Sometimes You Just Have to Take a Chance
In a few days I'm off to Egypt for three weeks on a trip I've dreamt of all my life. The trip is disabled friendly I am told. My partner's doctors don't believe he's up to a long flight so I am going by myself. All of my doctors have told me that my neurological issues may flare up on the arduous trip I am undertaking. But, you just have to tuck your chin in sometimes and take a chance.
One of my neurological problems is that my body does not produce enough neurotransmitters to handle stress such as too much physical effort or too much sensory input. In the past I have had instances where my body shut down to the point that I didn't have sufficient strength to walk or talk. I also suffer from panic attacks brought about by too much sensory input such as you might experience in a large crowd.
I was worried that I would suffer panic attacks during my trip; however, I have been working with my psychiatrist on some strategies to avoid panic attacks. One of them is to limit my sensory input by concentrating on one thing until the panic attack subsides. I have learned also to be aware of a fast heart beat or a flushed feeling as the warning signs of an impending panic attack and to take counter measures, such as concentrating on one thing or removing myself from the situation. If all else fails, I carry 2.5 mg of Xanax, which is very fast acting. So far just the comforting thought that I have that Xanax available has been enough to stave off a panic attack.
The physical weakness is quite another thing. I have just so much neurotransmitters available and I can exhaust them with what other people would consider light effort. The physical weakness is made worse by emotional stress. Working with my psychiatrist, I have increased my neuropsych meds to control the emotional stress. It is up to me to be in touch with my body and know when I have to rest. In the past I have found the physical weakness to be very embarrassing as I walk with a slow shuffling gait and I cannot lift my arms. Now working with my psychiatrist and my neurologist I know to ask for help if I get weak. The stimulating effect of alcohol also depletes my neurotransmitters so I have sworn off my usual two glasses of wine with dinner for the duration of the trip. The tremor in my hands I can hide by keeping my hands in my pockets.
Another neurological problem I face is that I have a hard time making myself understood; sometimes what I think I am saying is not what other people hear. This problem is associated with my control of my tongue which feels as if it is too big for my mouth. I often bite the edges of my tongue and have been startled awake many times after I crunch down on it. I have learned to pay attention to what I say, to be polite if people don't understand me, and to repeat myself if necessary.
The old problem of the ghostly shapes in my peripheral vision has returned. I am often startled by those shapes, which can look quite threatening. I take medication to quell these hallucinations; nonetheless, I still see them. I try to control my reactions; but, I still react to them sometimes. My psychiatrist tells me these shapes at the periphery of my vision are a symptom of early dementia. Humorously, I used to think I was psychic because I saw these shapes.
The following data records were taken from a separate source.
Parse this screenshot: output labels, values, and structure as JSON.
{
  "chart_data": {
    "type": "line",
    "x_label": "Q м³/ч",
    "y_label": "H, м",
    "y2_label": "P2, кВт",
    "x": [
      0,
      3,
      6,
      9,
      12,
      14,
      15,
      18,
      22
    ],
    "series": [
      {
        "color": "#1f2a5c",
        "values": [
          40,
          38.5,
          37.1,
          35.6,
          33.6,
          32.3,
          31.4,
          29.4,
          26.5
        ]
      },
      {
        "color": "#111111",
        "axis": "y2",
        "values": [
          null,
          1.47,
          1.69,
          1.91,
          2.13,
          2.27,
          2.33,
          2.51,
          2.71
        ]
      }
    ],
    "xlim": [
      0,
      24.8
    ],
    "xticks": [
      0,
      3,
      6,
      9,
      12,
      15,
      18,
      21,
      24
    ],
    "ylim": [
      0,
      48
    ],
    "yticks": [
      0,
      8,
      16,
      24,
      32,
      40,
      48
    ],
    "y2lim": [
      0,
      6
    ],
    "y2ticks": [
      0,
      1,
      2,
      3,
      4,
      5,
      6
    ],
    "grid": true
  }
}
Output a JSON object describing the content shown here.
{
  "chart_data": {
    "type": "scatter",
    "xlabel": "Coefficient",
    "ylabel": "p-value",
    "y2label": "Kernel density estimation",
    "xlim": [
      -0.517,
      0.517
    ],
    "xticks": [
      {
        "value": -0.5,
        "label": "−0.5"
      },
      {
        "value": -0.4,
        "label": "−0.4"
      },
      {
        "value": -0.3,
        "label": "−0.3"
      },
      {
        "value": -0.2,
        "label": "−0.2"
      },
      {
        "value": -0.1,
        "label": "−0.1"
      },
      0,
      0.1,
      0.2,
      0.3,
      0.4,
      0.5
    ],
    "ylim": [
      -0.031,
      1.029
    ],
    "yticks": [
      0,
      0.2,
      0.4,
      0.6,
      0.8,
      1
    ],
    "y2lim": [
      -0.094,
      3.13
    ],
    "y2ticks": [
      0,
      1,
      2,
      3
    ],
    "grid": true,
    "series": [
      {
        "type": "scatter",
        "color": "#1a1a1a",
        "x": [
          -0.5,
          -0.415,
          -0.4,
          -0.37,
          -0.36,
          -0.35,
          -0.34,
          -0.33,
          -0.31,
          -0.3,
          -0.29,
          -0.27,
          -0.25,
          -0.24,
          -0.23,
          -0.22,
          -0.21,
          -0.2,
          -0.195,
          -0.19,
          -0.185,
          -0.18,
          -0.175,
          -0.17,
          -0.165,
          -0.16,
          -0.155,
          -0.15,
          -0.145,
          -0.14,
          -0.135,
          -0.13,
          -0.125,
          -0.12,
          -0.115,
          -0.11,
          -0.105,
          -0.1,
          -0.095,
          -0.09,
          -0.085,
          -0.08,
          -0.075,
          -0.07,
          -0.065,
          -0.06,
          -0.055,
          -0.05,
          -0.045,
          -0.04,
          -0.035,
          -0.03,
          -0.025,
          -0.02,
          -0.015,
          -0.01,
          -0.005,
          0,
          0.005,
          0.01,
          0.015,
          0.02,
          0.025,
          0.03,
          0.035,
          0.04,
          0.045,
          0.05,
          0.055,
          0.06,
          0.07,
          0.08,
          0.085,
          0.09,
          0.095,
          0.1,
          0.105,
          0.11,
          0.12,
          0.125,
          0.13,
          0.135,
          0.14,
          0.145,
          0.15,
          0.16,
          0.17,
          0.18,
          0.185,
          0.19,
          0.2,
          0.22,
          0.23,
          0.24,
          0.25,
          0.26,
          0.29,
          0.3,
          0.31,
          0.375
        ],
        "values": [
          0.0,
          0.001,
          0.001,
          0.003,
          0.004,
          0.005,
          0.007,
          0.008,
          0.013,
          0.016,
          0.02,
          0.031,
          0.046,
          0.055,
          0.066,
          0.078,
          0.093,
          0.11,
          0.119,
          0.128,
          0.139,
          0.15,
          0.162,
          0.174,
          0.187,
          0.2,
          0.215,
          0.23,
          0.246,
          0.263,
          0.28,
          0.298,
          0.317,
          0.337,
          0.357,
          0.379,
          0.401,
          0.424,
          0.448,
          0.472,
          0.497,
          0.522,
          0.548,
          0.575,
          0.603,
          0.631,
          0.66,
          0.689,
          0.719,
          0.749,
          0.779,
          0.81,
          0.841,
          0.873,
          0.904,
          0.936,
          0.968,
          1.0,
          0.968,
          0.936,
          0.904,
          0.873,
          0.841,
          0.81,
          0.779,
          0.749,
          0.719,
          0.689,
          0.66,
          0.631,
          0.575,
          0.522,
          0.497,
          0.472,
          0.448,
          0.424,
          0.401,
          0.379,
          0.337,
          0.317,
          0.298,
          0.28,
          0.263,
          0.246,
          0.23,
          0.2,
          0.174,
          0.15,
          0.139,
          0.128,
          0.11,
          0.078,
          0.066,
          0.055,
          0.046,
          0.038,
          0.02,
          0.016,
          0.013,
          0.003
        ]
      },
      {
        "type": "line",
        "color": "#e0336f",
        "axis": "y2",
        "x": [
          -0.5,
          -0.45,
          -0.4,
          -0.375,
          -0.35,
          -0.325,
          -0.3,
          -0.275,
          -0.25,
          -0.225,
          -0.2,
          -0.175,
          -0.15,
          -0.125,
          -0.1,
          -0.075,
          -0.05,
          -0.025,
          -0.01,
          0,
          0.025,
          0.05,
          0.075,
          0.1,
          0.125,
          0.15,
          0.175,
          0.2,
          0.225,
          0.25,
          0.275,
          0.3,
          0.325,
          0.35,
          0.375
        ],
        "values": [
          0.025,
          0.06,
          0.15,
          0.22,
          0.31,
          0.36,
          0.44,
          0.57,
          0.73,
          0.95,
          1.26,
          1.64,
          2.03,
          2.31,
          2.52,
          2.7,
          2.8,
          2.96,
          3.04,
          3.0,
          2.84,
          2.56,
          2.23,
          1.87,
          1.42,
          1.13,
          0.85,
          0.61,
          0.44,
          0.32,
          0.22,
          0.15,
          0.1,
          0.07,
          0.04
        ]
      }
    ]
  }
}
I also continue to have auditory hallucinations during which I hear people say things they haven't said. I used to think I was hearing people's thoughts. I have learned to distinguish an auditory hallucination from actual speaking by not responding unless I am facing the person speaking and I see their lips move.
I have medivac insurance in case I have a major neurological episode and there is an acceptable American hospital in Cairo. My CD4 count is 375, my CD4/CD8 percentage is 17%, and I have a viral load of 6,000. I have had all my shots. Whether or not a trip to Egypt is a risky venture for me is to be seen. I think sometimes you have to take the plunge with a calculated risk. I may not be able to go on many more foreign adventures in the future so here I go. I'll tell you how this old boy holds up in late January.